Giorno 2 (24 Gennaio 2010)

Sveglia alle 7:45 e subito pronti ad una nuova giornata. Facciamo colazione vicino all’hotel ad un bar di cui ora non ricordo il nome con caffèlatte (chiamarlo caffè è una offesa) ed una strana briosche con marmellata. Buona, ma non ha nulla a che vedere con la colazione italiana. Metro fino al Porto Olimpico e passeggiata tra lungomare e spiaggia. Io adoro il mare d’inverno e anche se non c’è molto sole mi perdo a guardare questa spiaggia lunghissima con un palazzo a forma di vela come sfondo e delle palme che decorano la sabbia… Alb è attratto da una strana scultura posta tra due grattacieli: si tratta di una balena stilizzata!! Passeggiamo ancora un pò sul lungomare e poi ci addentriamo un pò per raggiungere il Parc della Ciutadella. Si tratta di un parco molto carino, con un lago pieno di gabbiani ed una fontana con sculture dorate ed un particolarissimo sfondo verde. Vicino alla fontana si trova la statua di un gigantesco mammut (noi siamo più piccoli di una sua gamba).

Nel parco ci sono diversi musei (geologia, zoologia…) ma non sono compresi nella card e decidiamo di non visitarli.

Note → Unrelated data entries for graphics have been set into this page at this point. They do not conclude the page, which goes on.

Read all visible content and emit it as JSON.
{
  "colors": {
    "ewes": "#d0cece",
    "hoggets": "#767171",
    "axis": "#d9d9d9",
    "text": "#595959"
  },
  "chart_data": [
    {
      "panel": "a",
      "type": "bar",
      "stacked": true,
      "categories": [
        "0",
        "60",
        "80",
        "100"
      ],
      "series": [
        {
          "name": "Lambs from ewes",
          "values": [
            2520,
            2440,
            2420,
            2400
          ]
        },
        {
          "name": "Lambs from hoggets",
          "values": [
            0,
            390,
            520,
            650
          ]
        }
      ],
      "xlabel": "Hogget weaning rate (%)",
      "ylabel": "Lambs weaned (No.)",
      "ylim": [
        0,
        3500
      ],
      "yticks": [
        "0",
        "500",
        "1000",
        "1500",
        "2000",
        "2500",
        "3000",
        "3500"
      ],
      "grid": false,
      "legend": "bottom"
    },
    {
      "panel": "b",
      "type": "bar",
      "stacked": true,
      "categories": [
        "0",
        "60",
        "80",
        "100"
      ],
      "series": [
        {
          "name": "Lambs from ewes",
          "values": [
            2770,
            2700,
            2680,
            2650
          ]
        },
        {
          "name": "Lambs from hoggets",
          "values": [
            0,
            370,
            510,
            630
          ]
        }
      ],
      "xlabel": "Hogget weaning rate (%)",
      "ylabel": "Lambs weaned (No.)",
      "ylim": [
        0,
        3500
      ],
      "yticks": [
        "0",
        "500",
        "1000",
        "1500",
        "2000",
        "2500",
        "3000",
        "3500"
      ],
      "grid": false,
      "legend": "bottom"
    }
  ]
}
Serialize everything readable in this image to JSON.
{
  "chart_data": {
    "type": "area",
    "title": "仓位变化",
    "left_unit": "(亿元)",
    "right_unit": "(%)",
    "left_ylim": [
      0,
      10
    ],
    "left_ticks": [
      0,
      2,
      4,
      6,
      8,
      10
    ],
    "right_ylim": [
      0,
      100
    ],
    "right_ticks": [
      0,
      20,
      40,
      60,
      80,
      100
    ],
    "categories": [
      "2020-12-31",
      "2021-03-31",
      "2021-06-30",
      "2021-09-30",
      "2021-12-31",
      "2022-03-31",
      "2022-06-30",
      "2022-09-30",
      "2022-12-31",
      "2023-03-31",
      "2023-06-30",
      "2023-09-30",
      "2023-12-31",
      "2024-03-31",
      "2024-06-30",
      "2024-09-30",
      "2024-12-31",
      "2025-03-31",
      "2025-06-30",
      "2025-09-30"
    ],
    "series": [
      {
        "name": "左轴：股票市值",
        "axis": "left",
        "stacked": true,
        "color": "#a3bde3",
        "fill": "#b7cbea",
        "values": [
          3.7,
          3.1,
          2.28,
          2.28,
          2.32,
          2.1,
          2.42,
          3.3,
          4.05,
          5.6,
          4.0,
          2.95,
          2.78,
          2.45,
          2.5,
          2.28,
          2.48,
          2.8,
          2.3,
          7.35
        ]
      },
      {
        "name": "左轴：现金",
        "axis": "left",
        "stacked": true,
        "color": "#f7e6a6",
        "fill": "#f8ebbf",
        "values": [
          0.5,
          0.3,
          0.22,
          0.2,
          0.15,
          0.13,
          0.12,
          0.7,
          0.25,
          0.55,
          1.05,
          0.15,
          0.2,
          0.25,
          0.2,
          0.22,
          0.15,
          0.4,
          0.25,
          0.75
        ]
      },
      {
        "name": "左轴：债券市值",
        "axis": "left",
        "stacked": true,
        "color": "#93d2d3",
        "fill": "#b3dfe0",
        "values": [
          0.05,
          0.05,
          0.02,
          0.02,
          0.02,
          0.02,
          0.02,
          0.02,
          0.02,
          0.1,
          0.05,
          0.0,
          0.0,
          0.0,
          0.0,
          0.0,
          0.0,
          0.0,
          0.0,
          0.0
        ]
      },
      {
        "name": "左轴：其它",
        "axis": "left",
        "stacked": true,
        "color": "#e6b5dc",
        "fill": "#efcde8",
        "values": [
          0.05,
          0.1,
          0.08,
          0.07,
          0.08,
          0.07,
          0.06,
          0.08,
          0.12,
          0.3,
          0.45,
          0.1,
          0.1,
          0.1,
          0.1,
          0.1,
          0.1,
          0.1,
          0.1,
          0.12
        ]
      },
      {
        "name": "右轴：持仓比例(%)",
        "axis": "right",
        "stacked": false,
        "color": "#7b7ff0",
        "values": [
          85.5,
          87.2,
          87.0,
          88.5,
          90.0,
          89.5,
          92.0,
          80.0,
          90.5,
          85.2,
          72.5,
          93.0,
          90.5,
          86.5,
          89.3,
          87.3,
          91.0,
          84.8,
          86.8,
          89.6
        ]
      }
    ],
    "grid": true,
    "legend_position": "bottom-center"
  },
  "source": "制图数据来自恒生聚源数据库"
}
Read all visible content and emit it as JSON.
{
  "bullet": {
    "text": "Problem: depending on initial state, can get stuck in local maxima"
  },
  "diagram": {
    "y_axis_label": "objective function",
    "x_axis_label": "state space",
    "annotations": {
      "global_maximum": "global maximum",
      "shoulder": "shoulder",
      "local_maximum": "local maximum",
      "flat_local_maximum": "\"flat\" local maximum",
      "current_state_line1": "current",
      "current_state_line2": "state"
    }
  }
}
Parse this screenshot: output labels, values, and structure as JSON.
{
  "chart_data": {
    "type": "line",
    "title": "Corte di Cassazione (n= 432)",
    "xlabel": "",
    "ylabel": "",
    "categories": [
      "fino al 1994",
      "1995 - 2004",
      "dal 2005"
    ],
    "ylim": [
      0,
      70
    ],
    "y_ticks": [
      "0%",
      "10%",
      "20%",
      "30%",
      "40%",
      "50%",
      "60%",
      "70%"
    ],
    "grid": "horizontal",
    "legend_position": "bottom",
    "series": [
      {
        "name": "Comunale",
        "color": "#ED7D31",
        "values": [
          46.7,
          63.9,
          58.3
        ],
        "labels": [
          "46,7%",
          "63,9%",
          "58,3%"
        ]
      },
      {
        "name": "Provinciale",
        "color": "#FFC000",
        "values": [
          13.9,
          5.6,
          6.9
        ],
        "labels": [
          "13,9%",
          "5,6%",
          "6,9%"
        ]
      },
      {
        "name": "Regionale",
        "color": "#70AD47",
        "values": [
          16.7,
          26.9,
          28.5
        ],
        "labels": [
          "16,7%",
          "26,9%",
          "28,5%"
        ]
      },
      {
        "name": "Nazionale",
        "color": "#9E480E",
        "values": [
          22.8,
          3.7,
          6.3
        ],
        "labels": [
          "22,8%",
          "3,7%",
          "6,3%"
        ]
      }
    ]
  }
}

Andiamo invece al Museo del Cioccolato, compreso nel pass, dove il biglietto di ingresso è una tavoletta di cioccolato fondente…che sparisce dopo pochi istanti! Il museo è pieno di sculture di cioccolato, tra cui la riproduzione di statue famose come la Pietà. Usciti da qui, ci dirigiamo al Museo Picasso, interessante cronistoria mediante i dipinti dell’artista in Spagna. Divertente è notare che nei dintorni, tutte le serrande dei locali, sono dipinte in stile cubista. Passo successivo sono il Barrio Gotico ed il Born, con le strade strettissime, i palazzi intarsiati e le chiese gotiche dalle vetrate coloratissime. Visitiamo la Cattedrale ed il suo chiostro con le oche. In piazza ci imbattiamo in una sorta di spettacolo di danza greca. Andiamo poi alla Basilica di Santa Maria del Mare (molto simile alla cattedrale). Ed è finalmente ora di pranzo! Arriviamo al Port Vell e a Barceloneta dove ci fermiamo a pranzare al Toc de Mar, un locale con una splendida verandina all’aperto (il tempo lo permette, nonostante sia Gennaio). Io prendo Patate Bravas (patate al forno con salsa di pomodoro un pò piccante) e Pimiento del Padron (peperoncini verdi fritti); Alberto prende Polpo alla Gallega (con patate e paprika) ed una crocchetta di baccalà.
Io sono arrivata fino a 27 anni senza assaggiare quasi nulla di “roba di mare” ma per la prima volta decido di dare retta ad Alberto ed assaggio il polpo…buonissimo! Inizia così la mia conversione a pesci, crostacei e similari…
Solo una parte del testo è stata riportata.